Publicado por Anagrama en su colección Narrativas hispánicas, Besos humanos ordena la prosa dispersa de Francisco Ferrer Lerín en un recorrido que evita tanto la novela como el libro de cuentos convencional. Las piezas son breves y de naturaleza cambiante: un encuentro imposible con Drácula en un castillo aragonés, una crónica clínica y obscena en un pinar del Vallés, la parábola de un hombre que fracasa una y otra vez por exceso de método, la queja de un narrador que no puede escribir un relato porque el nombre de un pájaro le resulta insoportablemente insulso. Cada texto establece sus propias reglas y las agota antes de que el lector termine de aceptarlas.

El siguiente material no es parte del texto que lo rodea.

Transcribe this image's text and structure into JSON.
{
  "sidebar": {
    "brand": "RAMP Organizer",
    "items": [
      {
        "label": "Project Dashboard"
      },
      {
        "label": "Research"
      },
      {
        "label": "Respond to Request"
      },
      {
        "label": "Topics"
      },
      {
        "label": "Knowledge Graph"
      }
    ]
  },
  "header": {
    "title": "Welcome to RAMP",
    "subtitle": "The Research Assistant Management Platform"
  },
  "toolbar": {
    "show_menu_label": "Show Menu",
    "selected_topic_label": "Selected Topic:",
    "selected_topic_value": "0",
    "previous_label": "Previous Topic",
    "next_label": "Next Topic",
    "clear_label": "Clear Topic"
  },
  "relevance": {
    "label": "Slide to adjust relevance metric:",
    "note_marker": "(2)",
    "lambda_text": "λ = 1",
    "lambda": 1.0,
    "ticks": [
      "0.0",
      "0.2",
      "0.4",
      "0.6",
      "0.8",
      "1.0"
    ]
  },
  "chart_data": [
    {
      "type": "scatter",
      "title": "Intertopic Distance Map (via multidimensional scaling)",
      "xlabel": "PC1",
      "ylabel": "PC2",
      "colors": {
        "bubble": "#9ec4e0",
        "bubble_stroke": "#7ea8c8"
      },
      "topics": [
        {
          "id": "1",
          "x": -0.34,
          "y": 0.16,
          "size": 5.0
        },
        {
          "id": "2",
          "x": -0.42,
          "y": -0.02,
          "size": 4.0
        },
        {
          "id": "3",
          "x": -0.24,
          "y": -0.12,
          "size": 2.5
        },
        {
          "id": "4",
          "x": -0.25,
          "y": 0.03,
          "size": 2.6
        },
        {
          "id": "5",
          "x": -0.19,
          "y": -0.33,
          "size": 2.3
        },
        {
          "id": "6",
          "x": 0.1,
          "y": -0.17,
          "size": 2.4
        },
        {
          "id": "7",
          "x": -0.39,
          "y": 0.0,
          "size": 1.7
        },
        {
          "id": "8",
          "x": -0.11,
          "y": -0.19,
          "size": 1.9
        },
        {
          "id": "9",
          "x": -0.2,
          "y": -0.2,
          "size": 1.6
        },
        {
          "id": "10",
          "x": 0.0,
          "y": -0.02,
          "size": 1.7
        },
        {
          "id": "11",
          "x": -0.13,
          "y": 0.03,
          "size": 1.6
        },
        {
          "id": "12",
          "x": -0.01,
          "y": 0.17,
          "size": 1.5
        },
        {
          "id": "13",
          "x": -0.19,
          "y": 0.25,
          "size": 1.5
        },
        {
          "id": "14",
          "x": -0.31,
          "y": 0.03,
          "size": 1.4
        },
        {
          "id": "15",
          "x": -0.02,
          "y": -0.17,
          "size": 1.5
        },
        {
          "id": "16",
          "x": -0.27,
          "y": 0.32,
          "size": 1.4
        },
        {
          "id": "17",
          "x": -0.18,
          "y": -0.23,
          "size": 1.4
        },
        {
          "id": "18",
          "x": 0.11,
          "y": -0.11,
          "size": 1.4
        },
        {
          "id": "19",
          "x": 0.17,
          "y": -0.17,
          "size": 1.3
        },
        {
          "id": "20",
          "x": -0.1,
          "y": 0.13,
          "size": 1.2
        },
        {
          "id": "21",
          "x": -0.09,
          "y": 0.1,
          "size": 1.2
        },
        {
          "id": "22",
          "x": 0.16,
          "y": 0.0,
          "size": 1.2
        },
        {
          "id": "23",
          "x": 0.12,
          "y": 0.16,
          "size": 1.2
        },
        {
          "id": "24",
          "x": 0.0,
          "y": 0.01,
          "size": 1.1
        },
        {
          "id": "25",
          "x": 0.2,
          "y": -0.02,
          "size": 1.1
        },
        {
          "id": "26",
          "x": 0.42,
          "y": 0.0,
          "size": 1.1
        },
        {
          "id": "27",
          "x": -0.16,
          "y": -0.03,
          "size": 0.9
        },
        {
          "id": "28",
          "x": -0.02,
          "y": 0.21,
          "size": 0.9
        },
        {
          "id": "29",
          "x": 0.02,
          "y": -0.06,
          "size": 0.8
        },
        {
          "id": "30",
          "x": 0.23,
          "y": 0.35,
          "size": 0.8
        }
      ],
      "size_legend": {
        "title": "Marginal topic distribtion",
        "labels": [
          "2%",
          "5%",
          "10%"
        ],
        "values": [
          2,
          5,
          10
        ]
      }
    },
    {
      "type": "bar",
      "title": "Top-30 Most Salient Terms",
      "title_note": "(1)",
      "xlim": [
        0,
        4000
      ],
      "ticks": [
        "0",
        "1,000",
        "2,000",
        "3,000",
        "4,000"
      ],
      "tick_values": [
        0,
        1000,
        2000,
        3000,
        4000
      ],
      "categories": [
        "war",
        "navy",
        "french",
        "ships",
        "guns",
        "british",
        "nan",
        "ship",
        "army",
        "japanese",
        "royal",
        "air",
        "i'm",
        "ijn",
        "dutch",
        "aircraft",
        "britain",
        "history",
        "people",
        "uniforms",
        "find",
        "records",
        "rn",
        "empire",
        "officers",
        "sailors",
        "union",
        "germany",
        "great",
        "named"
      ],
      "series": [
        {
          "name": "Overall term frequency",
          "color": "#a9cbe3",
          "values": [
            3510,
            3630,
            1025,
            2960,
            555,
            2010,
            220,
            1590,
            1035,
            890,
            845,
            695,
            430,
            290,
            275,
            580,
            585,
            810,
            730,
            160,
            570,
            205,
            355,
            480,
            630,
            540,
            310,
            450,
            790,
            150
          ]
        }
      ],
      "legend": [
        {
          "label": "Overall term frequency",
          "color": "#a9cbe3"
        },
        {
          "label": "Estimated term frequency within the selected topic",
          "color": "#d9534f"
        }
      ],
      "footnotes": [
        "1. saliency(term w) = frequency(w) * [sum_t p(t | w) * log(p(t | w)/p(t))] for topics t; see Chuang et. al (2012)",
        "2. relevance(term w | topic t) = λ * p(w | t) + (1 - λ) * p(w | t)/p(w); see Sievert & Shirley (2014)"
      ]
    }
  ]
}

El centro gravitatorio del libro está en la naturaleza, pero no en su versión amable. Ferrer Lerín escribe desde el conocimiento directo del naturalista: gestiones municipales para instalar un comedero de buitres en los años sesenta, cámaras frigoríficas de zoológico, restos animales repartidos por farallones del Prepirineo, censos de quebrantahuesos y águilas, discusiones sobre venenos, muladares y hábitos tróficos. Esa precisión técnica no se presenta como divulgación, sino como material narrativo: los datos, las fechas exactas y los nombres científicos conviven con leñadores que describen bestias imposibles y con huellas en el barro que nadie sabe atribuir. La frontera entre observación y fábula queda deliberadamente sin trazar.
Junto a ese eje aparecen otros registros. Hay prosa autobiográfica sobre el cuerpo y su deterioro, con un humor seco que desactiva cualquier patetismo; hay estampas de crudeza sexual y violenta narradas con una frialdad casi notarial; hay sueños urbanos de ciudades vacías, cadáveres y aves; hay fragmentos que son puro proyecto de relato, argumentos esbozados que el autor comenta en voz alta en lugar de desarrollar. Varias piezas caben en un párrafo, y alguna en una sola línea, sin que el efecto se resienta.
Lo que sostiene el conjunto es una voz reconocible: erudita sin solemnidad, atenta al léxico raro y a la etimología, capaz de pasar del término académico al golpe brutal en la misma frase. El desagrado nunca es gratuito ni busca escandalizar; funciona como método de observación, la misma mirada que examina un esqueleto o un festín de buitres sin apartar los ojos. La selección de Echevarría subraya esa continuidad entre el poeta, el naturalista y el prosista, y el epílogo sitúa una obra que ha circulado durante décadas al margen de las corrientes dominantes de la narrativa española. Besos humanos se lee bien de forma salteada, pero recompensa la lectura seguida: los motivos regresan, las criaturas se repiten y el libro acaba revelándose más unitario de lo que su índice sugiere.